The overall goal of REACT is a systematic, safe and validatable approach to developing, training and use of digital reality with the goal to ensure  safe and reliable acting autonomous systems – especially in critical situations. In order to reach this goal, we use methods and concepts of machine learning – especially
Deep Learning and (Deep) Reinforcement Learning (RL) – to learn lower-dimensional submodels of the real world. From these submodels we compile (semi) automatically complex, high-dimensional models in order to identify and simulate the entire range of critical situations. By means of  digital reality, we virtually synthesize  the otherwise missing sensor data of critical situations and train autonomous systems so that they are able to handle critical situations safe and confident.  The aim of the project is to enhance the capabilities of autonomous systems. Therefore we continuously and  systematically validate and  align  synthetic data with reality and adapt the models where necessary.
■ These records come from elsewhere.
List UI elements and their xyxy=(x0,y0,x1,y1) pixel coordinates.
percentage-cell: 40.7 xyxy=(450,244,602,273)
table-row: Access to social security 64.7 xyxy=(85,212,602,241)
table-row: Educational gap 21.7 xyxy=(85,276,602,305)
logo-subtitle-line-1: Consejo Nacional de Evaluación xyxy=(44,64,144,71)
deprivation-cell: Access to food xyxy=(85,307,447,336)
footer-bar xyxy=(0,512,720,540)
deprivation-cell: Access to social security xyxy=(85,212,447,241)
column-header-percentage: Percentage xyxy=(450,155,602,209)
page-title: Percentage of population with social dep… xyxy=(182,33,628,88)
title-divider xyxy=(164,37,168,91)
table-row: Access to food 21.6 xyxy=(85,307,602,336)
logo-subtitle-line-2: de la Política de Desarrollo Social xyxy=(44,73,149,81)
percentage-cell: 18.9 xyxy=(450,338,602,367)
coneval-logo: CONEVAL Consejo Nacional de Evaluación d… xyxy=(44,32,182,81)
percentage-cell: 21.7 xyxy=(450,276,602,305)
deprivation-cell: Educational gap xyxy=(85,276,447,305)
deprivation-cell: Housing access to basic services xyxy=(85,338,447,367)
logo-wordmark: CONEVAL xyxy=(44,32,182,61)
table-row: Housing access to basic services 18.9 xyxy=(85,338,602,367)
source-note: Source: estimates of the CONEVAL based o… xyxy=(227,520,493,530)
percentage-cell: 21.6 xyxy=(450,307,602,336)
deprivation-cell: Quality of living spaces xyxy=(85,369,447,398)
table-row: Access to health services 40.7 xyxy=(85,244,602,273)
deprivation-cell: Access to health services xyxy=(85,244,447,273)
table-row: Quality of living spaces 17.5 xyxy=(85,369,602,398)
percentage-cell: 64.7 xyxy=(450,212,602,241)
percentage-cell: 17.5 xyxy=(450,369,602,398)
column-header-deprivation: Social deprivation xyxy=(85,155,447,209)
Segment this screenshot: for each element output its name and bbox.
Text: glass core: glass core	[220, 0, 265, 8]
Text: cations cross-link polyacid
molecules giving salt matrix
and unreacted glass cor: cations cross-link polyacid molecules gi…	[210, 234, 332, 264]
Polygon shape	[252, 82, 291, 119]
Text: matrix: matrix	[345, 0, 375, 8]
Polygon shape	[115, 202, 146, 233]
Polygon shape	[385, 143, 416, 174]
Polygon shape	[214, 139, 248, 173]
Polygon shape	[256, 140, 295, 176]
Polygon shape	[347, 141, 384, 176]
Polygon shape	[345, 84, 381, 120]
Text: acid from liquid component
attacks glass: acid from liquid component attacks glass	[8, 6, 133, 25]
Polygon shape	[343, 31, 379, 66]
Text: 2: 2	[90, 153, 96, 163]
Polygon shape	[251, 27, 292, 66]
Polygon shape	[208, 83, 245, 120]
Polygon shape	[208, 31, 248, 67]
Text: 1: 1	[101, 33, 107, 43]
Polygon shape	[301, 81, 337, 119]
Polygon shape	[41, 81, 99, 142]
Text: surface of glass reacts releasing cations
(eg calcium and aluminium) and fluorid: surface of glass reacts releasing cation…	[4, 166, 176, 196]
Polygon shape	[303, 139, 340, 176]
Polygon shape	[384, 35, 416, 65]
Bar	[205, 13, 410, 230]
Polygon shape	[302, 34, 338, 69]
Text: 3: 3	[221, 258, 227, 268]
In REACT,  we focus on pedestrians in traffic and the optimal training of autonomous vehicles. In particular, our goal is to build motion models that are as accurate as possible covering the whole bandwidth and variability of human movements in traffic situations.  We use an intelligent, agent-based simulation along with hybrid deep learning techniques, combining different techniques of Artificial Intelligence. Based on the individual submodels, we generated as automatically as possible relevant critical situations and then generate synthetic data for training.

One important aspect is the efficient and fast execution of the learning and simulation algorithms on current hardware, resulting from the use of modern compiler techniques.

Finally, we integrate the  individual modules into an open system architecture.